Das Tennisfieber grassiert

Mein Thema

Albert Krütli, Sportredaktor
Drucken
Teilen

Die Kälte hat uns mit dauernden Minustemperaturen bereits während längerer Zeit voll im Griff. Und so erstaunt es denn auch nicht, dass sich viele Menschen mit der leidigen Grippe herumschlagen. Die Symptome sind ziemlich unangenehm: Husten, Kopfweh, Gliederschmerzen und Fieber. Glücklich kann sich deshalb schätzen, wer sich in wärmeren Gefilden aufhält. Wie zum Beispiel unsere beiden Tennisstars Roger Federer und Stan Wawrinka, die bei den Australian Open in Melbourne wieder einmal ein ganz anderes Fieber entfacht haben – und zwar ein mehr oder weniger angenehmes.

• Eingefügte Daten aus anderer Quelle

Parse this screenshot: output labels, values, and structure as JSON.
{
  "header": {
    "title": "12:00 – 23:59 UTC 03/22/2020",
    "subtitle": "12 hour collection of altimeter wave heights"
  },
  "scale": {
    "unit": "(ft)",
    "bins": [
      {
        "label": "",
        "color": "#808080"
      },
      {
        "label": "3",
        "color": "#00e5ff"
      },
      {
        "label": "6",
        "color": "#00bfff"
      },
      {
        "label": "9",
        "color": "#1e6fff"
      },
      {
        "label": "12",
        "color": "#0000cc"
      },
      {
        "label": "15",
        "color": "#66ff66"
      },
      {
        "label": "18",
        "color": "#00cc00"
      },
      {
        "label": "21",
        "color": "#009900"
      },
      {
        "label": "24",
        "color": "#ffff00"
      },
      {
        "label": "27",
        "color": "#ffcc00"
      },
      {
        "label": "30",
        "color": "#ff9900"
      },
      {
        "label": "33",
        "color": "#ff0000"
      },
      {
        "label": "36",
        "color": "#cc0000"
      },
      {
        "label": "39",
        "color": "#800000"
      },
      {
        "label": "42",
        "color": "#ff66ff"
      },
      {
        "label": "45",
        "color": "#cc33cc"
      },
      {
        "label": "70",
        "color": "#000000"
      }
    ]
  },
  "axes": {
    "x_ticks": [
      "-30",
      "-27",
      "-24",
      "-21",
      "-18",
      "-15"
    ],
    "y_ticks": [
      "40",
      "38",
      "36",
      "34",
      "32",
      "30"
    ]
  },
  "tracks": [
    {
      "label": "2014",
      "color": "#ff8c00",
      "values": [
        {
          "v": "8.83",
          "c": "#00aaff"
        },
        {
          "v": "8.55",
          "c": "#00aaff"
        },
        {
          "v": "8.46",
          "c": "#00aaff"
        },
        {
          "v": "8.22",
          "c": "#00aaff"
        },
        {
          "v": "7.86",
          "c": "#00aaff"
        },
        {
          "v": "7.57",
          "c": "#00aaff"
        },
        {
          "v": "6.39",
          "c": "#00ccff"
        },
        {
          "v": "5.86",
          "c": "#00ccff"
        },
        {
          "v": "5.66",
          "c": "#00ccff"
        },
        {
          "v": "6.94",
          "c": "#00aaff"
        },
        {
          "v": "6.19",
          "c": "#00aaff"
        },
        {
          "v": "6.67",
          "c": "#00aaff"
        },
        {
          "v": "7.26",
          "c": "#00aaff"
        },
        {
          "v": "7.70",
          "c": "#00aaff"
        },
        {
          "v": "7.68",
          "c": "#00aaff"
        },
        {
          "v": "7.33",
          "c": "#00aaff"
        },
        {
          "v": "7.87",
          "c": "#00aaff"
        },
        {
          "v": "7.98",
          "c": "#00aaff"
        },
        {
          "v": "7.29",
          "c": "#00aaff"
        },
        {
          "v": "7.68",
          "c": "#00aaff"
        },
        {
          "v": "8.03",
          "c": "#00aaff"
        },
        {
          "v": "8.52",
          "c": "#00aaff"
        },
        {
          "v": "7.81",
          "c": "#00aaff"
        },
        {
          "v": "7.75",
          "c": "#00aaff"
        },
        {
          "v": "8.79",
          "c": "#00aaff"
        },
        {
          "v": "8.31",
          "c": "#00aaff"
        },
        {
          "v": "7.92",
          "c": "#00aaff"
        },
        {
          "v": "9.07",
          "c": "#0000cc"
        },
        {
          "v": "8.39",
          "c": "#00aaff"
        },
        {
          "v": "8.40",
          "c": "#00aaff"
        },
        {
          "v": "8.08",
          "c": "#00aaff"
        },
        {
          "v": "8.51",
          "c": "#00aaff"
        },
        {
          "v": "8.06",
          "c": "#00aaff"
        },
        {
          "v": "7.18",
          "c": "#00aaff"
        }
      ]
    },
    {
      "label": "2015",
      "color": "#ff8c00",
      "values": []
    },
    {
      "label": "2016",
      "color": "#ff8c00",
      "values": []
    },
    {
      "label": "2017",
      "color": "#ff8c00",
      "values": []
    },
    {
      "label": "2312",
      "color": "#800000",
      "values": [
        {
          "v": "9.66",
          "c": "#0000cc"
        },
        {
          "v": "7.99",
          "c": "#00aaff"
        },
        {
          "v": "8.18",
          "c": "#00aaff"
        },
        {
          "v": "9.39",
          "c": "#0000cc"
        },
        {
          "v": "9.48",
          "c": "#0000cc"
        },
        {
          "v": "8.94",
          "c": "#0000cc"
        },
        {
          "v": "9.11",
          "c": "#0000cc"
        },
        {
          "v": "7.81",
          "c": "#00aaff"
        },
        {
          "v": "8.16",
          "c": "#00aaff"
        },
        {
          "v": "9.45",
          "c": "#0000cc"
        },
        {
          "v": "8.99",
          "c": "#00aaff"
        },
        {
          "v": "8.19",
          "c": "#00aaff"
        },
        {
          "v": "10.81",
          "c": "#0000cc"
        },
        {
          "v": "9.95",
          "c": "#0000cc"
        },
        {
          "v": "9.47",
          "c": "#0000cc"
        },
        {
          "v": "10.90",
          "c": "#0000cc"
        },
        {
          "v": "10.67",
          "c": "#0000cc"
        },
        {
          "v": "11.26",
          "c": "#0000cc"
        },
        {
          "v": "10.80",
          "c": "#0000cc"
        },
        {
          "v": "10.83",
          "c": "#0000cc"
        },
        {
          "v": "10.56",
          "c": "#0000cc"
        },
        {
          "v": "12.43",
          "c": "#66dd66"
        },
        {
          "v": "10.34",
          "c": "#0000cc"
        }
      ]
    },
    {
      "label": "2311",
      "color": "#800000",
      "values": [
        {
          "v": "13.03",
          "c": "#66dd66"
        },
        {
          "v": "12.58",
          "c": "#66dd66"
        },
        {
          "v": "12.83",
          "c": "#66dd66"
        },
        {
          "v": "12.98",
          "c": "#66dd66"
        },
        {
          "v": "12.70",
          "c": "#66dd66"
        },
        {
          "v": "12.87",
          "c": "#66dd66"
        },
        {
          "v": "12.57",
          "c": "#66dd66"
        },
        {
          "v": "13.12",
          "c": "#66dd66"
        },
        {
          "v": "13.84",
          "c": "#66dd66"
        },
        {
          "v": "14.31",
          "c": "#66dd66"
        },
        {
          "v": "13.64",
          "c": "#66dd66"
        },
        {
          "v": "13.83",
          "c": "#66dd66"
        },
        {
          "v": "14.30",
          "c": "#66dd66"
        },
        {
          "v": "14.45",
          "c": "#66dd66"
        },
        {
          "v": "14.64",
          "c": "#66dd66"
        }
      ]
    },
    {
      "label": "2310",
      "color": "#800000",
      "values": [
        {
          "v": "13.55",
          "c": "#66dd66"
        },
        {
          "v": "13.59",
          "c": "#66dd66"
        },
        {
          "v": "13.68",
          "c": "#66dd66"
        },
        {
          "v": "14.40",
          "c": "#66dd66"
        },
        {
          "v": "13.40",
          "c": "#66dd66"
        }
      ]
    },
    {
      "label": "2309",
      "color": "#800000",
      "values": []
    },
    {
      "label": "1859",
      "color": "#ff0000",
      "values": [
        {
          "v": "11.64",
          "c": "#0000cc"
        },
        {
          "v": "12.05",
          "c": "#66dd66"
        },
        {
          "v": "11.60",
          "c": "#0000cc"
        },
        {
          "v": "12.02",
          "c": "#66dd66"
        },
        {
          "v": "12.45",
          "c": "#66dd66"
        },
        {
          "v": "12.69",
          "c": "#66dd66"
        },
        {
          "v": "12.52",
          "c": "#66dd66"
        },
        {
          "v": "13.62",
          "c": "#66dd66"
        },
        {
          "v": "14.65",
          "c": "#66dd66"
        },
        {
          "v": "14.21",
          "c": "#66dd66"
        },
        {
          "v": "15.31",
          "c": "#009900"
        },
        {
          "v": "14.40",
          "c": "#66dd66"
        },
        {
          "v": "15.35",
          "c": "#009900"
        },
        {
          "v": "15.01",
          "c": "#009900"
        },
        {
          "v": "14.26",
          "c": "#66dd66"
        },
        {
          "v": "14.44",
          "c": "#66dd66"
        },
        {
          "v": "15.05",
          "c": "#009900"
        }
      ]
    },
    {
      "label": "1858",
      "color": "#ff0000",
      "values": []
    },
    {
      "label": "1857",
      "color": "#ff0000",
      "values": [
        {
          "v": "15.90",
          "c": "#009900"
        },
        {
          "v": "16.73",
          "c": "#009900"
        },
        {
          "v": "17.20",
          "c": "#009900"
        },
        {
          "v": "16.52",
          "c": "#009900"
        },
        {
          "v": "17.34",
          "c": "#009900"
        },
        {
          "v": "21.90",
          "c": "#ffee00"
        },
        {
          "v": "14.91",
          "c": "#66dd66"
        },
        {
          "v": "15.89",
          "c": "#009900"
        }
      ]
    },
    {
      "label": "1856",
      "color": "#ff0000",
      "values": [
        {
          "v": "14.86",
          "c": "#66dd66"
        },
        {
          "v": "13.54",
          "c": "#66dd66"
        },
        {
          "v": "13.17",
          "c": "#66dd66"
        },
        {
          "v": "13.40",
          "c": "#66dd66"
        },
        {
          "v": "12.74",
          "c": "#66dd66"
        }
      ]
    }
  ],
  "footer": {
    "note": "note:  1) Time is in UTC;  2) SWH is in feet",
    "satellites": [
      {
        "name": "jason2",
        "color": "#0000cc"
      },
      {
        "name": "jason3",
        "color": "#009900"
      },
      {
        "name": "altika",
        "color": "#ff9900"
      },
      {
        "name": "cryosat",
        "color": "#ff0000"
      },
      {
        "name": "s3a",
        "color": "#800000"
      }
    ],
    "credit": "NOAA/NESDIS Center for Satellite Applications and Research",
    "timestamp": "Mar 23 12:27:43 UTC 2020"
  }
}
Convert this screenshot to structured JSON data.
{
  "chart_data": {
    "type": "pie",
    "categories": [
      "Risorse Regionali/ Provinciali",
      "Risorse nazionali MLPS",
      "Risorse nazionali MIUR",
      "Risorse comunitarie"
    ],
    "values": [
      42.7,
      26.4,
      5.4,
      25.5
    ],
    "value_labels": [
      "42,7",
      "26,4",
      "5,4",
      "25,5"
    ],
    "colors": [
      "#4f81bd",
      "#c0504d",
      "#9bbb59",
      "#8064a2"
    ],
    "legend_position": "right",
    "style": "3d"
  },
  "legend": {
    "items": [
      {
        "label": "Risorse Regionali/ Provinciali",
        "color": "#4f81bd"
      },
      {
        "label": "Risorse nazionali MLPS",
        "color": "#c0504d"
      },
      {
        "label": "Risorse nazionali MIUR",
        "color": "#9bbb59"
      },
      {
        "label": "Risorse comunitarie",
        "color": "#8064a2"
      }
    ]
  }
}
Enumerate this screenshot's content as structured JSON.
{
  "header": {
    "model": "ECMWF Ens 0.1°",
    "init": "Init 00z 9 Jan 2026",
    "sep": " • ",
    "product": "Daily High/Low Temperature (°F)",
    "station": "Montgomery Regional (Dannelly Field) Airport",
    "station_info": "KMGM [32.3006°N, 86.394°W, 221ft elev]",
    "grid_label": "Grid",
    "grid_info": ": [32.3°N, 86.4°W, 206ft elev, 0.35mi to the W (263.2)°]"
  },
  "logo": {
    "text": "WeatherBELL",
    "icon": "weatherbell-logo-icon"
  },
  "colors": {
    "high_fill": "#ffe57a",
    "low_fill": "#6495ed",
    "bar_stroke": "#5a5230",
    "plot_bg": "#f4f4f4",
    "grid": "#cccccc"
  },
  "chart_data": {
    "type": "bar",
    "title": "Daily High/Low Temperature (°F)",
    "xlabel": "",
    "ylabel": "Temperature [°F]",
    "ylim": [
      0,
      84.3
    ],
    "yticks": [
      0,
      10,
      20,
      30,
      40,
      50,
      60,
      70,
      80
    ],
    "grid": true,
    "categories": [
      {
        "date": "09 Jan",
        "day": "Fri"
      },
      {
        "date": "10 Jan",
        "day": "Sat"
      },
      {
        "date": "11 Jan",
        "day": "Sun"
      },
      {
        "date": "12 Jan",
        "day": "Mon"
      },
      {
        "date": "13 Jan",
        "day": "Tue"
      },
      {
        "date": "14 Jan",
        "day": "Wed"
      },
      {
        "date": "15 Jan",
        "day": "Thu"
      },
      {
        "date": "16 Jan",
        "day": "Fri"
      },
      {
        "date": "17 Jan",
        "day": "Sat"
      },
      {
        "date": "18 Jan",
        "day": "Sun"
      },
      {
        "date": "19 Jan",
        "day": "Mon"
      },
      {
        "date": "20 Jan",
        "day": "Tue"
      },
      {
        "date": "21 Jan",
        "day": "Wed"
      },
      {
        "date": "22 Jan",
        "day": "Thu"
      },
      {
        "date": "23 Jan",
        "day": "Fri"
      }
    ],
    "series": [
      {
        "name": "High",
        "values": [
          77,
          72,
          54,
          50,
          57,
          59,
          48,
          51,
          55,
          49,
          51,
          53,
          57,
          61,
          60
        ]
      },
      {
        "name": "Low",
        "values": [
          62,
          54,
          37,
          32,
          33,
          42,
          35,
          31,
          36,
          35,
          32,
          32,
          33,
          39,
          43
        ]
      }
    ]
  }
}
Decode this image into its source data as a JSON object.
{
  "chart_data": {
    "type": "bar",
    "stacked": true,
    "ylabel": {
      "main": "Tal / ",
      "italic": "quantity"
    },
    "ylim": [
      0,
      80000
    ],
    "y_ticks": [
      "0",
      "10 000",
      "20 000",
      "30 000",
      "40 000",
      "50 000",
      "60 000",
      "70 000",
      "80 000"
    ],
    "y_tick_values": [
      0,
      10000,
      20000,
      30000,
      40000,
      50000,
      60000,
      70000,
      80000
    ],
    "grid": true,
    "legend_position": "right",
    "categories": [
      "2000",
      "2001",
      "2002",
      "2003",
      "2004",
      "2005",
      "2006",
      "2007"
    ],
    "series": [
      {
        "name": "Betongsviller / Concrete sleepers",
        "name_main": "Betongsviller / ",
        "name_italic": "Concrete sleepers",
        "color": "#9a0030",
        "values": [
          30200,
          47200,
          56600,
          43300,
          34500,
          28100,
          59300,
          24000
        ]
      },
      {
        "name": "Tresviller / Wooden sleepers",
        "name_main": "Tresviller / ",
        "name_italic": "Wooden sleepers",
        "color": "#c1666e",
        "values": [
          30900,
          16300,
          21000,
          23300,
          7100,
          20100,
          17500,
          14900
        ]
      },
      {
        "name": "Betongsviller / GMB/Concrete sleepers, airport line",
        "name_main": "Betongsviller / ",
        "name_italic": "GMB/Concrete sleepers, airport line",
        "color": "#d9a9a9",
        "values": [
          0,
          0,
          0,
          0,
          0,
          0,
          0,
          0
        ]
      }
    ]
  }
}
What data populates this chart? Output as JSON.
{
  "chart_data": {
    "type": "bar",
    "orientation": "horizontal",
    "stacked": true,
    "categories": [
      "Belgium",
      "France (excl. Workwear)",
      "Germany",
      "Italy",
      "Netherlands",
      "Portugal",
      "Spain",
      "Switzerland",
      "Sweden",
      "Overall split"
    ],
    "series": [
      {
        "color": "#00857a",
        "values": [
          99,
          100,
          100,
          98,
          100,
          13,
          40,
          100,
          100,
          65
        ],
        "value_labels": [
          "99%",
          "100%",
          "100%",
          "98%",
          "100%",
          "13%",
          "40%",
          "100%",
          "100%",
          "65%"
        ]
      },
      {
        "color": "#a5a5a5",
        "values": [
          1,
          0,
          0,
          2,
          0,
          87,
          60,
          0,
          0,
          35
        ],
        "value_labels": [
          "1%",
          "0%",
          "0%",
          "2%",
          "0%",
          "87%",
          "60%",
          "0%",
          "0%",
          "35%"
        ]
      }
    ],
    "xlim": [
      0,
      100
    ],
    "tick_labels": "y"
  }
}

Klar ist allerdings, dass auch dieses Fieber ansteckend ist. Und zudem hat es nicht zu unterschätzende Nebenwirkungen. Davon sind vor allem die Nerven der Fans von Federer und Wawrinka betroffen, die wohl auch heute bei den Viertelfinals der beiden Schweizer Ausnahmekönner wieder auf eine ganz harte Probe gestellt werden. Es ist in erster Linie das Verdienst von Wawrinka, der in seinem Spiel nicht die Konstanz von Federer erreicht und damit seine Anhänger immer und immer wieder fast zur Verzweiflung bringt. In Melbourne belohnte der Romand seine Anhänger bei den ersten vier Auftritten immerhin mit vier Siegen.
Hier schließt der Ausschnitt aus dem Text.